Inconsistent leader between ZK and Solr and a lot of downtime

classic Classic list List threaded Threaded
2 messages Options
Reply | Threaded
Open this post in threaded view
|

Inconsistent leader between ZK and Solr and a lot of downtime

Daniel Carrasco
Hello,

I'm investigating an 8 nodes Solr 7.2.1 cluster because we've a lot of
problems, like when a node fails to import from a DB (maybe it freeze), the
entire cluster goes down, and other like the leader wont change even when
is down (all nodes detects that is down but no leader election is
triggered), and similar problems. Every few days we've to recover the
cluster because becomes inestable and goes down.

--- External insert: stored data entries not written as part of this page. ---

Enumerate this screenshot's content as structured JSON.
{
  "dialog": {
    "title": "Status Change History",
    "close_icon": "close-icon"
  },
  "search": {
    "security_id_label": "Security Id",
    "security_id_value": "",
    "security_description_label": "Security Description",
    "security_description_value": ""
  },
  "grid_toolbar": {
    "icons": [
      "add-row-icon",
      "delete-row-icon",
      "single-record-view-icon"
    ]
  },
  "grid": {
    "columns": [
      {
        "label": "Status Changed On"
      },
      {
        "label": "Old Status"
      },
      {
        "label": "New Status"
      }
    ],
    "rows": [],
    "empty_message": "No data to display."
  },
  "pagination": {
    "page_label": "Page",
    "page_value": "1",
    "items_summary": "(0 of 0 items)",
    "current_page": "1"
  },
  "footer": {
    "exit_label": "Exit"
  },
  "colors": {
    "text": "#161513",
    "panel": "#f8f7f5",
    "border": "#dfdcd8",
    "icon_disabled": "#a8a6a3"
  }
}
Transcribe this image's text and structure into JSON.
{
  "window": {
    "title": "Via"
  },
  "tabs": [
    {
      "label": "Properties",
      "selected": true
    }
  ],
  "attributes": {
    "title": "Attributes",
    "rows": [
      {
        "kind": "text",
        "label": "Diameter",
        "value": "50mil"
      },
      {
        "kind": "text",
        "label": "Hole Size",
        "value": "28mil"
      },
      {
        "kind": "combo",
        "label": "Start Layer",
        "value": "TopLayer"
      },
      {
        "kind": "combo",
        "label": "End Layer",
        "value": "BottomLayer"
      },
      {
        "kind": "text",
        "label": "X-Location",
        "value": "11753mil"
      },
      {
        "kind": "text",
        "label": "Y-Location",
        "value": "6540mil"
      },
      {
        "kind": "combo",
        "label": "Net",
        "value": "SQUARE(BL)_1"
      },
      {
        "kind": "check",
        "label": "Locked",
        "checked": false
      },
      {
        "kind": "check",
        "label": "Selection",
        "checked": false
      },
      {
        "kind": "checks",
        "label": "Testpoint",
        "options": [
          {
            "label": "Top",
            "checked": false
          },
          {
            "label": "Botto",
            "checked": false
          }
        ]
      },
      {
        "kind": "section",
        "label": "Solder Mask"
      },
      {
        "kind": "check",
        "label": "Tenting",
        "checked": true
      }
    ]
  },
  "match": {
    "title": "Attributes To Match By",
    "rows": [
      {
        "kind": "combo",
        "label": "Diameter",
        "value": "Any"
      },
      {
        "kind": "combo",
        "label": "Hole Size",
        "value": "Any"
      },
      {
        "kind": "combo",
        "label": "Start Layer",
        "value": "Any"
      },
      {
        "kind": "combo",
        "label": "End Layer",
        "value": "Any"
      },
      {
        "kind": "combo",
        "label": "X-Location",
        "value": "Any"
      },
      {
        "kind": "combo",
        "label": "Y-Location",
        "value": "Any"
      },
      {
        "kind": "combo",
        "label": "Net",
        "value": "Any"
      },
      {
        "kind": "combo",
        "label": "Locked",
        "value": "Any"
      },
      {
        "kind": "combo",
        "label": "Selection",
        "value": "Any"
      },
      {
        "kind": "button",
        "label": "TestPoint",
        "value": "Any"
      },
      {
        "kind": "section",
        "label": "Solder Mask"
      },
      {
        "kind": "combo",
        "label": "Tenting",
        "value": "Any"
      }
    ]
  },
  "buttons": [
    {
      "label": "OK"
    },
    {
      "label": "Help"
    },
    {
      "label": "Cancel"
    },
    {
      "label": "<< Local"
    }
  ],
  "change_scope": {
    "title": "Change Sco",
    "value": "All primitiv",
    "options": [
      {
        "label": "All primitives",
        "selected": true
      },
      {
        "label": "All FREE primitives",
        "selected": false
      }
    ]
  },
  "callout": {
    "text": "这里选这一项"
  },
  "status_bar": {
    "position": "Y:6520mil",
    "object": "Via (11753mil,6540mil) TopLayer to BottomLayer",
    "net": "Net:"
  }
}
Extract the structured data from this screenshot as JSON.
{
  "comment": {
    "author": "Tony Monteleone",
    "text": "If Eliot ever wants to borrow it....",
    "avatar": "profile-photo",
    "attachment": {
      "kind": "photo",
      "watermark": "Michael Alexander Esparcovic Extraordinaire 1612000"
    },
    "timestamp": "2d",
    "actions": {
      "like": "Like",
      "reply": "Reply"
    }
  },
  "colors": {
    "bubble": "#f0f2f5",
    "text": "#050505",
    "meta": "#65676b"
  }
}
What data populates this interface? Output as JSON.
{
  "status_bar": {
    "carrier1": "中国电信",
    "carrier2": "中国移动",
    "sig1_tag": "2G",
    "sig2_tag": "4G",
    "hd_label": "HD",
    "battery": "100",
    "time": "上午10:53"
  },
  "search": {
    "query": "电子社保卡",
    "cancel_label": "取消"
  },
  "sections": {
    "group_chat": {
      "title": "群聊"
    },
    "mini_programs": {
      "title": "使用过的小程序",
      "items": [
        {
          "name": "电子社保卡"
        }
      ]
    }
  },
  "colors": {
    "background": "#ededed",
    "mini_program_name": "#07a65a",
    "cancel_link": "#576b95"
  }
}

The last problem that I've got, is three collections that have nodes on
"recovery" state from a lot of hours, and the log shows an error telling
that "leader node is not the leader" so I'm trying to change the leader.
After shutting down the "leader" (detected by the other nodes as down and
waiting about 20 minutes), trying REBALANCELEADER and FORCELEADER, I'm
unable to change the leader on the cluster, and that's why started to see
on ZooKeeper. The problem I've seen on Zookeeper is that Leaders are
different than Solr admin cluster info, so Maybe that's why the nodes are
unable to connect to real leader and cannot end the recovery.

The entire cluster and ZK has the traffic open to avoid problems (the VPC
is private), so is not a connection problem.

Is there any way to sync the leader info between solr and ZK?, also I want
to know if exists a way to force to change the leader (FORCELEADER don't
work when the solr denies to change the leader, because it say that a
leader exists).

Thanks!
--
_________________________________________

      Daniel Carrasco Marín
      Ingeniería para la Innovación i2TIC, S.L.
      Tlf:  +34 911 12 32 84 Ext: 223
      www.i2tic.com
_________________________________________
Reply | Threaded
Open this post in threaded view
|

Re: Inconsistent leader between ZK and Solr and a lot of downtime

Ben Knüttgen
Daniel Carrasco wrote

> Hello,
>
> I'm investigating an 8 nodes Solr 7.2.1 cluster because we've a lot of
> problems, like when a node fails to import from a DB (maybe it freeze),
> the
> entire cluster goes down, and other like the leader wont change even when
> is down (all nodes detects that is down but no leader election is
> triggered), and similar problems. Every few days we've to recover the
> cluster because becomes inestable and goes down.
>
> The last problem that I've got, is three collections that have nodes on
> "recovery" state from a lot of hours, and the log shows an error telling
> that "leader node is not the leader" so I'm trying to change the leader.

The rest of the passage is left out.